Il prezzo che i personaggi pagano a questa tristezza è alto e lo paga anche lo scrittore, che in qualche modo sceglie i suoi libri e i suoi personaggi anziché se stesso: il lavoro su 2666, ci racconta la pubblicistica su Bolaño, lo porta a rinviare le cure per la sua malattia e a un certo punto si scopre che era troppo tardi. Ma i suoi libri sopravvivono a quella stessa tristezza e danno una luce diversa anche al tema stesso della malattia e al modo in cui si può pensare alla parola “fallimento”. Come se lo scrittore cileno avesse sconfitto il mito della “felicità”, come se avesse digerito e trasmesso ai suoi personaggi la lezione di, per dire, Mark Fisher sulla scomparsa del futuro, sull’inevitabilità di questa perdita, per poi ripartire da lì per trovare strade alternative, umane e possibili.

Al contrario, un altro grande scrittore per molti versi accostato a Bolaño come David Foster Wallace, che per tutta la sua carriera ha cercato di combattere l’idea stessa della tristezza, per motivi ovviamente ben comprensibili, sembra che al mito della “felicità” abbia finito per soccombere. La sua letteratura nasceva con un taglio pop molto distante da Bolaño, ma i temi e la vastità del loro pubblico sono sempre stati in qualche modo assimilabili, se non altro come “modelli” del modo di essere scrittori nel XXI secolo. Ma Wallace è come se, rifiutando da nordamericano l’idea di rinunciare alla felicità, sia rimasto bruciato dalle Dr.
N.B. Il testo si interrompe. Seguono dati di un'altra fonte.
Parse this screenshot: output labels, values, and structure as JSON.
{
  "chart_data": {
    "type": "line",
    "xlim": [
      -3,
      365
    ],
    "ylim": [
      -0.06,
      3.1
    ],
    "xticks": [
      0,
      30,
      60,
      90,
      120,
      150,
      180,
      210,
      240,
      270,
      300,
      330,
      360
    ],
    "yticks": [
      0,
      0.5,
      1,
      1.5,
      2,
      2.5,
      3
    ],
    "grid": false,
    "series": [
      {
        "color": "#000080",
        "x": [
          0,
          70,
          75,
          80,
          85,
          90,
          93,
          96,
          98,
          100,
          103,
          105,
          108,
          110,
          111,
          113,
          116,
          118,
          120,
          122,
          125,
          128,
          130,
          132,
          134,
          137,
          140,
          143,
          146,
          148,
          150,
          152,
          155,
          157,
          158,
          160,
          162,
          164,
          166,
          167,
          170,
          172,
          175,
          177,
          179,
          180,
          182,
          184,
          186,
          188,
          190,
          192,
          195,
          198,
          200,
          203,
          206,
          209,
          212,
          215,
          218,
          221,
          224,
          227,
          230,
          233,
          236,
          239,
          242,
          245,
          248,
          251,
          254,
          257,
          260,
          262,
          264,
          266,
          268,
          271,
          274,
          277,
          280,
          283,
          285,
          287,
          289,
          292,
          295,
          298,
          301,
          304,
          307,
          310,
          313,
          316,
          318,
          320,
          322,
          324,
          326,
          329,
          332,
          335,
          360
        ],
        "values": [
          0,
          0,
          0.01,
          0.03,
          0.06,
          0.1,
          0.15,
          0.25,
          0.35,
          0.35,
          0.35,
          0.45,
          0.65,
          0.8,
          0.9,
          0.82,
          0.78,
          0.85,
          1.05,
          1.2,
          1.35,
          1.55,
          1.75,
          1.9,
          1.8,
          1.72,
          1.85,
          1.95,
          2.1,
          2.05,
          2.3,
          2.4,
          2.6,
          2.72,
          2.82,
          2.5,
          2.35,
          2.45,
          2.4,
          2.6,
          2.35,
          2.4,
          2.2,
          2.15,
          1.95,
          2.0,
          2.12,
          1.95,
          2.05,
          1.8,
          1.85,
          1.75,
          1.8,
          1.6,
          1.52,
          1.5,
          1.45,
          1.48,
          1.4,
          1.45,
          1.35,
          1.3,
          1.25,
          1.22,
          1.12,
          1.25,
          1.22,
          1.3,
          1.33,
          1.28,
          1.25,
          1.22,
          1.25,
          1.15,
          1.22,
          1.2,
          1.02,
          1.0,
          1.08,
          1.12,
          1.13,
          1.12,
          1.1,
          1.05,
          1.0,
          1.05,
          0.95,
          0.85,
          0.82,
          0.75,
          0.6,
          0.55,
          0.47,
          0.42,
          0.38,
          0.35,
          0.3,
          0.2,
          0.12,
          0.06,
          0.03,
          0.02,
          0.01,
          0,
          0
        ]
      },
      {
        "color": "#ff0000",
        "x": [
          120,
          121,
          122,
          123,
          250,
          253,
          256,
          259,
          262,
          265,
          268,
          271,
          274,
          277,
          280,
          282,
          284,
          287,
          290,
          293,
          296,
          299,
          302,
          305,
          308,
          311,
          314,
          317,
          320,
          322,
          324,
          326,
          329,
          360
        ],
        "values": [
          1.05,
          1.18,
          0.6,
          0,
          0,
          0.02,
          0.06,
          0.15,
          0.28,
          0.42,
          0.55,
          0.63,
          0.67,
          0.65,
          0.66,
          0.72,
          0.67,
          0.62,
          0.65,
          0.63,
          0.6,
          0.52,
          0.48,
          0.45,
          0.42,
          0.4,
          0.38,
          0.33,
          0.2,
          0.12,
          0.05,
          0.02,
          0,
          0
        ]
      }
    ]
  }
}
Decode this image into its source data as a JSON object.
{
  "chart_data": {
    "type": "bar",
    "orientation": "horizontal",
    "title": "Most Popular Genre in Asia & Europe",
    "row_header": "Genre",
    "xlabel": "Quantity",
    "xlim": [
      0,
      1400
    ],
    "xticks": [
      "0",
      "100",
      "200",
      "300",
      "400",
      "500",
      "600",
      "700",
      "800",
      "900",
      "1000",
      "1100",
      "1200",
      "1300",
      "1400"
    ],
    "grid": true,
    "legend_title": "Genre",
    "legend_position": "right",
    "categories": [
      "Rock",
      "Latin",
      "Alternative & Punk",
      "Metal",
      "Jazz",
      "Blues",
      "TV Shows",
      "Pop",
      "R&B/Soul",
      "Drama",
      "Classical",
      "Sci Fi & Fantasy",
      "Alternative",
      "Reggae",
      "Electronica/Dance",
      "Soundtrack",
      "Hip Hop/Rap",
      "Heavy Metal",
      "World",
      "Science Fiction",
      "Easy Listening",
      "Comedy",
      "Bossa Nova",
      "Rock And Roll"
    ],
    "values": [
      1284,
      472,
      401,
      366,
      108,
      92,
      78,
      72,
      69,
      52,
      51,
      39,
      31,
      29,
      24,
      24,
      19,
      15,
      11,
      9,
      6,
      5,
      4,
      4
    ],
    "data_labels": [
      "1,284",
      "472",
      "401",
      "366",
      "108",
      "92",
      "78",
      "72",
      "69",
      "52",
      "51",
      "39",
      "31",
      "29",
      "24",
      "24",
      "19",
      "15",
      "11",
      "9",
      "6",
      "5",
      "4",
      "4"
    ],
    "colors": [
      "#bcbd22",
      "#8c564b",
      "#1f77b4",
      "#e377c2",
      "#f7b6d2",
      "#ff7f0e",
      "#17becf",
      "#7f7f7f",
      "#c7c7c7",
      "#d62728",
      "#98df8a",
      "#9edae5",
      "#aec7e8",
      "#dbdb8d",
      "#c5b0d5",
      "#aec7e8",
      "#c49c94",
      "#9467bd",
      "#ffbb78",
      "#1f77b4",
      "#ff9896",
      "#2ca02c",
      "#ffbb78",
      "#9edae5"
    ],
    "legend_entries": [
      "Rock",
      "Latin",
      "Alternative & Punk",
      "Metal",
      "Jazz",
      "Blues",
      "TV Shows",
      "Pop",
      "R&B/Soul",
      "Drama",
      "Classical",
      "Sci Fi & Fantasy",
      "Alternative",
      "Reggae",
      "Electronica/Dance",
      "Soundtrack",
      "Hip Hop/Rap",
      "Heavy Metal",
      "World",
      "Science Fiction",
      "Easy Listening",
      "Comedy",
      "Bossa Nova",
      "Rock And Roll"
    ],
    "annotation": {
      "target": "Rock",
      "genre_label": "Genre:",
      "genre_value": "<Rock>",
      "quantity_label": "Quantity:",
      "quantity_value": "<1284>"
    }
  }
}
Pepper’s, oppure dalla pubblicità o dalle promesse di Ronald Reagan, a cui certamente non avrà creduto, ma senza smettere di sperarci.

Ecco, è possibile che quello che l’ultimo viaggio di Belano a Città del Messico ci dice oggi abbia a che fare con il ridimensionamento di un’idea di speranza a livello “pratico” (le cose andranno male, è inevitabile), ma anche con un diverso modo di cercare di essere e di vivere e di credere in un mondo meno speranzoso, ma ancora aperto se non altro alla promessa senza contenuto della letteratura e dello sguardo che a volte ci regala.